Not sure if anyone understands, so I better give an example:

List of kits: [‘AA’, ‘BB’, ‘CC’]
Matches docs that I’m trying to find (as their count will be === 1):
{ kit1: ‘AA’, kit2’ ABV’, chr: ‘1’ }
{ kit1: ‘XX’, kit2: ‘CC’, chr: ‘5’ }

Matches docs that should be excluded from the result (as their count > 1)"
{ kit1: ‘BB’, kit2: ‘HR’, chr: ‘8’ }
{ kit1: ‘BB’, kit2: ‘HR’, chr: ‘X’ }

I’m not even sure this can be done in MongoDb directly but would appreciate the aggregation been done there as we already have 700,000 docs in Matches and will soon cross 1 million.

Thanks in advance,

Andreas

This does what you need i think.Filter so kit1 or kit2 inside kits,
groupby kit1 kit2,keep only those that exist 1 time(the array sum count =1),
and unwind to root to have the original document.

var kits = ["AA","BB","CC"];

[
  {
    "$match": {
      "$expr": {
        "$or": [
          {
            "$in": [
              "$kit1",
              kits
            ]
          },
          {
            "$in": [
              "$kit2",
              kits
            ]
          }
        ]
      }
    }
  },
  {
    "$group": {
      "_id": {
        "kit1": "$kit1",
        "kit2": "$kit2"
      },
      "doc": {
        "$push": {
          "kit1": "$kit1",
          "kit2": "$kit2",
          "chr": "$chr"
        }
      }
    }
  },
  {
    "$match": {
      "$expr": {
        "$eq": [
          {
            "$size": "$doc"
          },
          1
        ]
      }
    }
  },
  {
    "$unwind": {
      "path": "$doc"
    }
  },
  {
    "$replaceRoot": {
      "newRoot": "$doc"
    }
  }
]

There is a solution also using less memory,on group by to not store all the document,but only the
chr but it needs the document to be contructed again later.

var kits = ["AA","BB","CC"];

[
  {
    "$match": {
      "$expr": {
        "$or": [
          {
            "$in": [
              "$kit1",
              kits
            ]
          },
          {
            "$in": [
              "$kit2",
              kits
            ]
          }
        ]
      }
    }
  },
  {
    "$group": {
      "_id": {
        "kit1": "$kit1",
        "kit2": "$kit2"
      },
      "chr": {
        "$push": "$chr"
      }
    }
  },
  {
    "$match": {
      "$expr": {
        "$eq": [
          {
            "$size": "$chr"
          },
          1
        ]
      }
    }
  },
  {
    "$project": {
      "doc": {
        "$map": {
          "input": "$chr",
          "as": "chr",
          "in": {
            "kit1": "$_id.kit1",
            "kit2": "$_id.kit2",
            "chr": "$$chr"
          }
        }
      }
    }
  },
  {
    "$unwind": {
      "path": "$doc"
    }
  },
  {
    "$replaceRoot": {
      "newRoot": "$doc"
    }
  }
]

Thank you @Takis - can I ask you one more question?

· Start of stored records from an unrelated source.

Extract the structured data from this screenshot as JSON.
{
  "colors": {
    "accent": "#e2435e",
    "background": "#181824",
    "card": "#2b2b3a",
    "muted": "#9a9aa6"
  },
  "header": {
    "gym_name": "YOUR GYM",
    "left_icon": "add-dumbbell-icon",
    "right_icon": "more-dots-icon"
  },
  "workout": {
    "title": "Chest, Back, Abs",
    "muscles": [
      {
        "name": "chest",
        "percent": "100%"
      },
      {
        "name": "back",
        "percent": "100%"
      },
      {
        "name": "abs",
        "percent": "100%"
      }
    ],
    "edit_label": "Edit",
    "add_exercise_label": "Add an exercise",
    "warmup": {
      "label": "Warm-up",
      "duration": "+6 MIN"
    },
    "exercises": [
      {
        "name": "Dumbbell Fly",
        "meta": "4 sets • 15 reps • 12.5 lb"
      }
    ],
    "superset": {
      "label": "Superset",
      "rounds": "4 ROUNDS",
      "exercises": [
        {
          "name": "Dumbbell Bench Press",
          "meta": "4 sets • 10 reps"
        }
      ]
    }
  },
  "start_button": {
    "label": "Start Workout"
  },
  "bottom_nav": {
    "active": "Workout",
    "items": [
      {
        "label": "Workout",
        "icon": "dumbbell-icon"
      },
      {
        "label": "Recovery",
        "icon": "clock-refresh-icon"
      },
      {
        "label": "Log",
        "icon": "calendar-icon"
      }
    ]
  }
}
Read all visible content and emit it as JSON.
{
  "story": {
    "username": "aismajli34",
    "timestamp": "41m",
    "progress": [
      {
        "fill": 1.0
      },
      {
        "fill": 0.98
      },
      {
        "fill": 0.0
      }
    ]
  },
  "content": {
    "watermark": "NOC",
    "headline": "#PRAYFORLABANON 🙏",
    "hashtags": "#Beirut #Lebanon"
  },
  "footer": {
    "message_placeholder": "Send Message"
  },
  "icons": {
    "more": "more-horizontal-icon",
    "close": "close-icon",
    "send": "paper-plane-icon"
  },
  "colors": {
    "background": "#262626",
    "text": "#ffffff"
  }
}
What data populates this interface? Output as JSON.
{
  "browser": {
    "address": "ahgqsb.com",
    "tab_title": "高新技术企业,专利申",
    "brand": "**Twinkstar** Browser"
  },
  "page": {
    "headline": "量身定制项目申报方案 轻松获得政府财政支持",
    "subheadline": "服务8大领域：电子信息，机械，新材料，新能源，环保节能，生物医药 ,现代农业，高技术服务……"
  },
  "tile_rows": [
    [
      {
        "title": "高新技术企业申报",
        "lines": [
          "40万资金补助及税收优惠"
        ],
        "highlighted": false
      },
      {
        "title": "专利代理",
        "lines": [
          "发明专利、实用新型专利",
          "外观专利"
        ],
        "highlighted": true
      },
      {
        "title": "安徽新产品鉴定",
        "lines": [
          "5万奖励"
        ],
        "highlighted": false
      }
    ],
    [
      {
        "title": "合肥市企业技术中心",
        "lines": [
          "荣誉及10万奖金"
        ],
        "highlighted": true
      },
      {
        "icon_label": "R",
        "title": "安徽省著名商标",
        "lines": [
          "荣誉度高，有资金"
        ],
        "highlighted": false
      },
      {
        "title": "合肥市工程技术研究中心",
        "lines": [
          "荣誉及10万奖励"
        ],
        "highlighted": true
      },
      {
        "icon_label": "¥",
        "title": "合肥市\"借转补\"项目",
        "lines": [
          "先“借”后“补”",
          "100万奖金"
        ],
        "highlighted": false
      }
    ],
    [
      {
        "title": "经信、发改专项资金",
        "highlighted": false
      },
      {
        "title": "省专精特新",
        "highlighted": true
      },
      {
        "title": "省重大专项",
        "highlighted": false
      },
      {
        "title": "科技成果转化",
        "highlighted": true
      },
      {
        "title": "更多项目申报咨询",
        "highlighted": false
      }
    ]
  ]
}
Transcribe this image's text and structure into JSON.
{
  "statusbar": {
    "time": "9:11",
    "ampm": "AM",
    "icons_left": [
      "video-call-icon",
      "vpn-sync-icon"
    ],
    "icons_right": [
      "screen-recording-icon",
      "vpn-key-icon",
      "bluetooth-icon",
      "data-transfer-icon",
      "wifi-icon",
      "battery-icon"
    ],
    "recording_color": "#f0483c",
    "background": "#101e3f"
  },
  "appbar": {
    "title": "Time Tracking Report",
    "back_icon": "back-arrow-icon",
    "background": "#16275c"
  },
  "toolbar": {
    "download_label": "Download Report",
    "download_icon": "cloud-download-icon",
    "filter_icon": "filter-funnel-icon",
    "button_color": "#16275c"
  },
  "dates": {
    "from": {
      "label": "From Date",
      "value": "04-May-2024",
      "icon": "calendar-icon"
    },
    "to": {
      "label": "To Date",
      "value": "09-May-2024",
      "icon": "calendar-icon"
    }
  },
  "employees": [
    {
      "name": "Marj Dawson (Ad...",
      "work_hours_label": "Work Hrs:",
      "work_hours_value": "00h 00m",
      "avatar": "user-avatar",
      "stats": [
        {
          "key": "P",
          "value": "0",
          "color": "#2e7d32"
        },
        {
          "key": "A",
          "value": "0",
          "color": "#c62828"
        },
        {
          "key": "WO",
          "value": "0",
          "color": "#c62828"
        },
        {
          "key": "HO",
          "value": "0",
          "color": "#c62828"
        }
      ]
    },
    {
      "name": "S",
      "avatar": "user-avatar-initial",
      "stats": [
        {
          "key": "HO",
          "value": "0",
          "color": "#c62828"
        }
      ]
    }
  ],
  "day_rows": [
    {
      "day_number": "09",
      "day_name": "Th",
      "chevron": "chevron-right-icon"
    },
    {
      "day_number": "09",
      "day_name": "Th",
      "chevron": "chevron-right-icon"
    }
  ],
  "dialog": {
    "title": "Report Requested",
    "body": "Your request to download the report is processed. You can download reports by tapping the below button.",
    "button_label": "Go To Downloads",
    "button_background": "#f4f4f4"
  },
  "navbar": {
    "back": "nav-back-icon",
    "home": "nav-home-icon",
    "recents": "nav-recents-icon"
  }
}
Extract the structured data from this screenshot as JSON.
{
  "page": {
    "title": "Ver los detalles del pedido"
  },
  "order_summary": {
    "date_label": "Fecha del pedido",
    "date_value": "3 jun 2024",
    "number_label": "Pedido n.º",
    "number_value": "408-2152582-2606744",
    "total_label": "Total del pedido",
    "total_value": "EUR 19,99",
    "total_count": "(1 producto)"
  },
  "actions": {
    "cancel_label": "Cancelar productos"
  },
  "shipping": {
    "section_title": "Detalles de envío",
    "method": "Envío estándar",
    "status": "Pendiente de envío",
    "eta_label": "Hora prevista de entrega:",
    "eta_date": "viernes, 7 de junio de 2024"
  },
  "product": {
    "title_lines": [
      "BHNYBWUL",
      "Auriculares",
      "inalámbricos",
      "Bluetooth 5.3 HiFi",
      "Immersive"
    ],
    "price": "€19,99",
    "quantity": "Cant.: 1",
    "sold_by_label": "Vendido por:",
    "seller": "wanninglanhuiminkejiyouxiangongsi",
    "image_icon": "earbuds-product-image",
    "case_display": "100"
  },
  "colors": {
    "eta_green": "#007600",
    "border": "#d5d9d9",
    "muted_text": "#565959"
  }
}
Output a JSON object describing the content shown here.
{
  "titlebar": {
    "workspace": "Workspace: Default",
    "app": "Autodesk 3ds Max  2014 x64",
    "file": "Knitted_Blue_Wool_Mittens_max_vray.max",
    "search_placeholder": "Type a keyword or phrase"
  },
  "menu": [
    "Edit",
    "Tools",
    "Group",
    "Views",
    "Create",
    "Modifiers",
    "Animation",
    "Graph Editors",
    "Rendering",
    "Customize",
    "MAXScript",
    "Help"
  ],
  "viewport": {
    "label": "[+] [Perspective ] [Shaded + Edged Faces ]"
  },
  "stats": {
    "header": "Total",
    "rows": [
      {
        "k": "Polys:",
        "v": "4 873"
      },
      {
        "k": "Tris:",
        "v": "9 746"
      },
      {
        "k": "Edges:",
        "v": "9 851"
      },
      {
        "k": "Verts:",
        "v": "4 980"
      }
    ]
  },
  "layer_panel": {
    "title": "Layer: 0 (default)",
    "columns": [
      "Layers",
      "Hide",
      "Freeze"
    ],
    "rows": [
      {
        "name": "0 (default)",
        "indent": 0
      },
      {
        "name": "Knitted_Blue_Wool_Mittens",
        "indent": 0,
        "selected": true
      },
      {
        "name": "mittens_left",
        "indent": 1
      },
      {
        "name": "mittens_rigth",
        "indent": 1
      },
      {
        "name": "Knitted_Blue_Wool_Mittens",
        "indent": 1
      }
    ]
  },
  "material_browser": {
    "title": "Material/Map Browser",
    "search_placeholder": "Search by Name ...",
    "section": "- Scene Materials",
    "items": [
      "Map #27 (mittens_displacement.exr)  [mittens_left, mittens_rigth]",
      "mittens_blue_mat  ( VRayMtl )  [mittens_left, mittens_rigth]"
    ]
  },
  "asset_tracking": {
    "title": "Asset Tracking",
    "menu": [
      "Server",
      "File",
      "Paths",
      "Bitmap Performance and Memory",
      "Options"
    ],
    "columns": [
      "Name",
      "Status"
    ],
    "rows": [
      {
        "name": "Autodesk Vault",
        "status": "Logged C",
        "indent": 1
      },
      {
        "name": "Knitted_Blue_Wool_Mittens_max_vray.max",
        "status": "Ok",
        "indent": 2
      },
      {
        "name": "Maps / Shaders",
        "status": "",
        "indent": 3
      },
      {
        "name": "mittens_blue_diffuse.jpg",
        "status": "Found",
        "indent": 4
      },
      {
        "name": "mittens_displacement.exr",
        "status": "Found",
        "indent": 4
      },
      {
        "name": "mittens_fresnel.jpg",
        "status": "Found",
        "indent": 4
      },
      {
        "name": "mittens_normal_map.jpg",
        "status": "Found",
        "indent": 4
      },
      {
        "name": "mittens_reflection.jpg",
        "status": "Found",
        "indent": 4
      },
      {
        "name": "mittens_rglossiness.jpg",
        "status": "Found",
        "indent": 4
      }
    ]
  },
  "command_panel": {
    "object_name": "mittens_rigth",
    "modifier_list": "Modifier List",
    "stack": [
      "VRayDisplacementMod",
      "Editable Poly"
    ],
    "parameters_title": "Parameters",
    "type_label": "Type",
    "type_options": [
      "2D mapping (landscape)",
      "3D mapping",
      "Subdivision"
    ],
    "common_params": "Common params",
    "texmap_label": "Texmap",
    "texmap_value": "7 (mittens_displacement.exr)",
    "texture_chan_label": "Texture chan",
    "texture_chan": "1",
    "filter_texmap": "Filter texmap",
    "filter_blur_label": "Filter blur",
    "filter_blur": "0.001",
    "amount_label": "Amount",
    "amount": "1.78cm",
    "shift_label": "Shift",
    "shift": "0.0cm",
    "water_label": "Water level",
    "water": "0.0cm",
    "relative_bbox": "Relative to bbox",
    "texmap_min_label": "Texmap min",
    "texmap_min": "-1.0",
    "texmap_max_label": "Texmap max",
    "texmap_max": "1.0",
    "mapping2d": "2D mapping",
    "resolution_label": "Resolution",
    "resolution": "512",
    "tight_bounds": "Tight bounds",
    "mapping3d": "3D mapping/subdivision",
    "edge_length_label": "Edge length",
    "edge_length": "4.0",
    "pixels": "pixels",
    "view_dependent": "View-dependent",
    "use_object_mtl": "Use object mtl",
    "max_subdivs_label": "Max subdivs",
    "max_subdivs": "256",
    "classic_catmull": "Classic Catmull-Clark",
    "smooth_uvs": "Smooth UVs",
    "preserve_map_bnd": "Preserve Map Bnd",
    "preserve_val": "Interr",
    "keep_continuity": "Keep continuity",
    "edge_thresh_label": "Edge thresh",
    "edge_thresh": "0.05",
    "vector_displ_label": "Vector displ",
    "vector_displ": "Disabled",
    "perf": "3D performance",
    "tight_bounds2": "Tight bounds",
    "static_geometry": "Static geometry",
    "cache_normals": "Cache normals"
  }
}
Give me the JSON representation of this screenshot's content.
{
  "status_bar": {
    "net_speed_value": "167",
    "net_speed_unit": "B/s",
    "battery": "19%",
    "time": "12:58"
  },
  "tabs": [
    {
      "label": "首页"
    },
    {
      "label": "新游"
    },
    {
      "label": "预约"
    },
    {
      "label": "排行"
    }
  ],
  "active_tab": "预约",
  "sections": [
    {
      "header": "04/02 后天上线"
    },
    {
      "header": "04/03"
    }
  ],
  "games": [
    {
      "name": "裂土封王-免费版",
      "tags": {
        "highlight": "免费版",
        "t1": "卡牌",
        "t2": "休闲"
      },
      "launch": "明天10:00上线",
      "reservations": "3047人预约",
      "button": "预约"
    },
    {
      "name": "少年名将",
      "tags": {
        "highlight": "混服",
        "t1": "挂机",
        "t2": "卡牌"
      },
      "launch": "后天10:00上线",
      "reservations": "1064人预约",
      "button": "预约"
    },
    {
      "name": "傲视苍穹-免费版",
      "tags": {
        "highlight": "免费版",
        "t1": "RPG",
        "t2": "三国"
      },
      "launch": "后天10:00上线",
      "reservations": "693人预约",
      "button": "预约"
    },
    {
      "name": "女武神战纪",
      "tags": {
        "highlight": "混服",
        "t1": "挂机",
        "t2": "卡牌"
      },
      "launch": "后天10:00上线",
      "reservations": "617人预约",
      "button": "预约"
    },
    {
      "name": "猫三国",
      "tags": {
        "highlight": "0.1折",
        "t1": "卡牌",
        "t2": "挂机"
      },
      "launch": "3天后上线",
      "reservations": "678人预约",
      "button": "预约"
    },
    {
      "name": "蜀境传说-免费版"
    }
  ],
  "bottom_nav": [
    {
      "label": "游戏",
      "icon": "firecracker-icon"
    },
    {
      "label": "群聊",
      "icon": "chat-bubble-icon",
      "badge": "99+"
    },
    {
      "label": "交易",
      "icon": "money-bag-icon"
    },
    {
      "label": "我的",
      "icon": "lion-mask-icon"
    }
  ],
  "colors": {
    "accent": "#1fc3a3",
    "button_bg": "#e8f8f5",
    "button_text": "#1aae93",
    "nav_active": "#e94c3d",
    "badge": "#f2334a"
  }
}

Where do I identify the collection that I use in your code example?

In the first $match block it should query the Matches collection, I don’t see any reference to it.

The latter part is excellent and I didn’t know how to use these aggregation steps, thanks for that.

How to name the database and the collection depends on the driver you use.
On mongo shell you do
use yourDatabaseName
db.yourCollectionName.agreegate([…the-stages…])

Its simple in all drivers,see the driver tutorial on aggregate example
For example python
https://pymongo.readthedocs.io/en/stable/examples/aggregation.html

The code works assuming kits list is not like a very big list.

Hope it helps